South Korea shows military muscle in sparring with North
SEOUL, South Korea — South Korea flexed its military muscle Thursday by staging large military drills and disclosing a new cruise missile capable of hitting any target in North Korea, as the North became increasingly candid about its intentions to build intercontinental ballistic missiles tipped with nuclear warheads.
“We no longer hide but publicly declare: If the imperialists have nuclear weapons, we must have them, and if they have intercontinental ballistic missiles, we must have them, too,” the North’s state-run Rodong Sinmun newspaper, the most authoritative mouthpiece for the North’s leadership, said in a commentary published Thursday. “Anger seeks weapons.”
“Imperialist” is the word that North Korea uses to refer to the United States.
Washington and its allies have condemned North Korea’s launching of a satellite in December and its underground nuclear test Tuesday as a cover for developing nuclear-tipped ballistic missiles capable of reaching North America. But only recently did the North begin publicly indicating that it intended to build such missiles.
On Jan. 24, it said that Washington’s hostilities, which it said were behind U.N. sanctions against the country, were forcing it to redirect its rocket and nuclear programs to “target against the U.S.”
Although blustering is a common propaganda trope for North Korea, its increasingly public boasting comes amid growing as concerns among the governments in the region that North Korea was moving closer to building workable long-range nuclear missiles. If unchecked, U.S. officials feared, the North’s drive would embolden Iran to pursue its own nuclear ambitions despite stiff sanctions.
“It’s important for the world to have credibility with respect to our nonproliferation efforts,” Secretary of State John Kerry said Wednesday in urging the world to make a “swift, clear, strong and credible response” to the North’s third nuclear test. “What our response is with respect to this will have an impact on all other nonproliferation efforts.”
South Korea’s reaction has been swift. On Thursday, its political parties put aside their bickering over domestic politics and passed nearly unanimously a parliamentary resolution condemning the North’s nuclear test. Its navy deployed destroyers and submarines off its eastern coast to test their combat readiness.

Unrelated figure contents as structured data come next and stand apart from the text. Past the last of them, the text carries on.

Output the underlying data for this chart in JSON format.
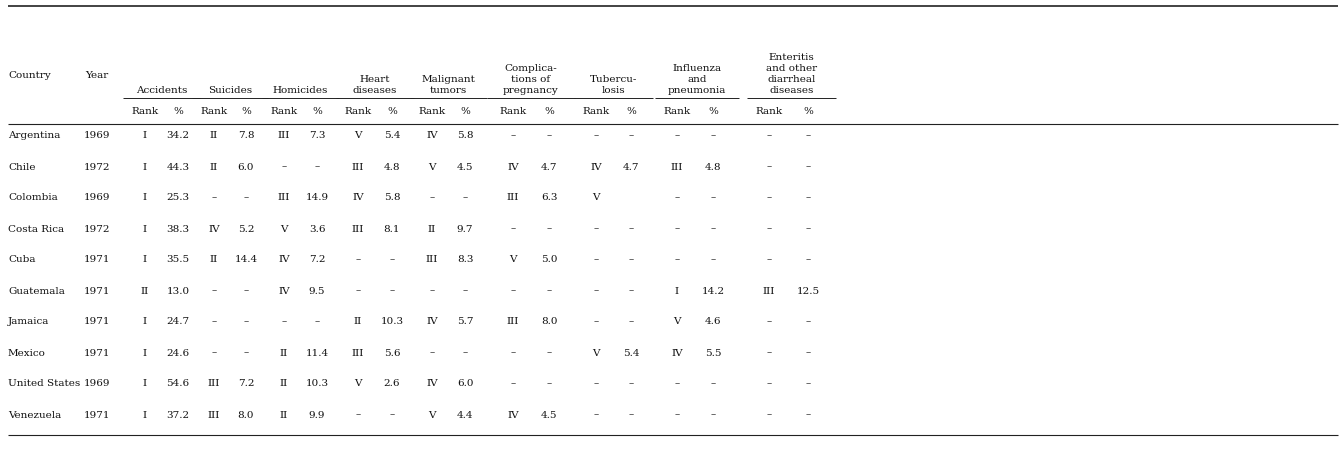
{
  "rows": [
    [
      "Argentina",
      "1969",
      "I",
      "34.2",
      "II",
      "7.8",
      "III",
      "7.3",
      "V",
      "5.4",
      "IV",
      "5.8",
      "–",
      "–",
      "–",
      "–",
      "–",
      "–",
      "–",
      "–"
    ],
    [
      "Chile",
      "1972",
      "I",
      "44.3",
      "II",
      "6.0",
      "–",
      "–",
      "III",
      "4.8",
      "V",
      "4.5",
      "IV",
      "4.7",
      "IV",
      "4.7",
      "III",
      "4.8",
      "–",
      "–"
    ],
    [
      "Colombia",
      "1969",
      "I",
      "25.3",
      "–",
      "–",
      "III",
      "14.9",
      "IV",
      "5.8",
      "–",
      "–",
      "III",
      "6.3",
      "V",
      "",
      "–",
      "–",
      "–",
      "–"
    ],
    [
      "Costa Rica",
      "1972",
      "I",
      "38.3",
      "IV",
      "5.2",
      "V",
      "3.6",
      "III",
      "8.1",
      "II",
      "9.7",
      "–",
      "–",
      "–",
      "–",
      "–",
      "–",
      "–",
      "–"
    ],
    [
      "Cuba",
      "1971",
      "I",
      "35.5",
      "II",
      "14.4",
      "IV",
      "7.2",
      "–",
      "–",
      "III",
      "8.3",
      "V",
      "5.0",
      "–",
      "–",
      "–",
      "–",
      "–",
      "–"
    ],
    [
      "Guatemala",
      "1971",
      "II",
      "13.0",
      "–",
      "–",
      "IV",
      "9.5",
      "–",
      "–",
      "–",
      "–",
      "–",
      "–",
      "–",
      "–",
      "I",
      "14.2",
      "III",
      "12.5"
    ],
    [
      "Jamaica",
      "1971",
      "I",
      "24.7",
      "–",
      "–",
      "–",
      "–",
      "II",
      "10.3",
      "IV",
      "5.7",
      "III",
      "8.0",
      "–",
      "–",
      "V",
      "4.6",
      "–",
      "–"
    ],
    [
      "Mexico",
      "1971",
      "I",
      "24.6",
      "–",
      "–",
      "II",
      "11.4",
      "III",
      "5.6",
      "–",
      "–",
      "–",
      "–",
      "V",
      "5.4",
      "IV",
      "5.5",
      "–",
      "–"
    ],
    [
      "United States",
      "1969",
      "I",
      "54.6",
      "III",
      "7.2",
      "II",
      "10.3",
      "V",
      "2.6",
      "IV",
      "6.0",
      "–",
      "–",
      "–",
      "–",
      "–",
      "–",
      "–",
      "–"
    ],
    [
      "Venezuela",
      "1971",
      "I",
      "37.2",
      "III",
      "8.0",
      "II",
      "9.9",
      "–",
      "–",
      "V",
      "4.4",
      "IV",
      "4.5",
      "–",
      "–",
      "–",
      "–",
      "–",
      "–"
    ]
  ],
  "bg_color": "#ffffff",
  "text_color": "#111111",
  "line_color": "#222222",
  "fontsize": 7.5
}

South Korea started a similar naval drill off the western coast Wednesday and planned Friday to begin live-fire drills involving rockets and artillery near the land border with North Korea. The U.S. military, which keeps 28,500 troops in South Korea, was staging an air drill mobilizing jet fighters of the two allies.
Also Thursday, the South’s Defense Ministry offered a rare glimpse of its military capabilities by releasing a 50-second video clip that showed two cruise missiles blasting targets after they were launched by a South Korean submarine and destroyer. It was the first time the South Korean military had publicly disclosed the recently deployed missiles.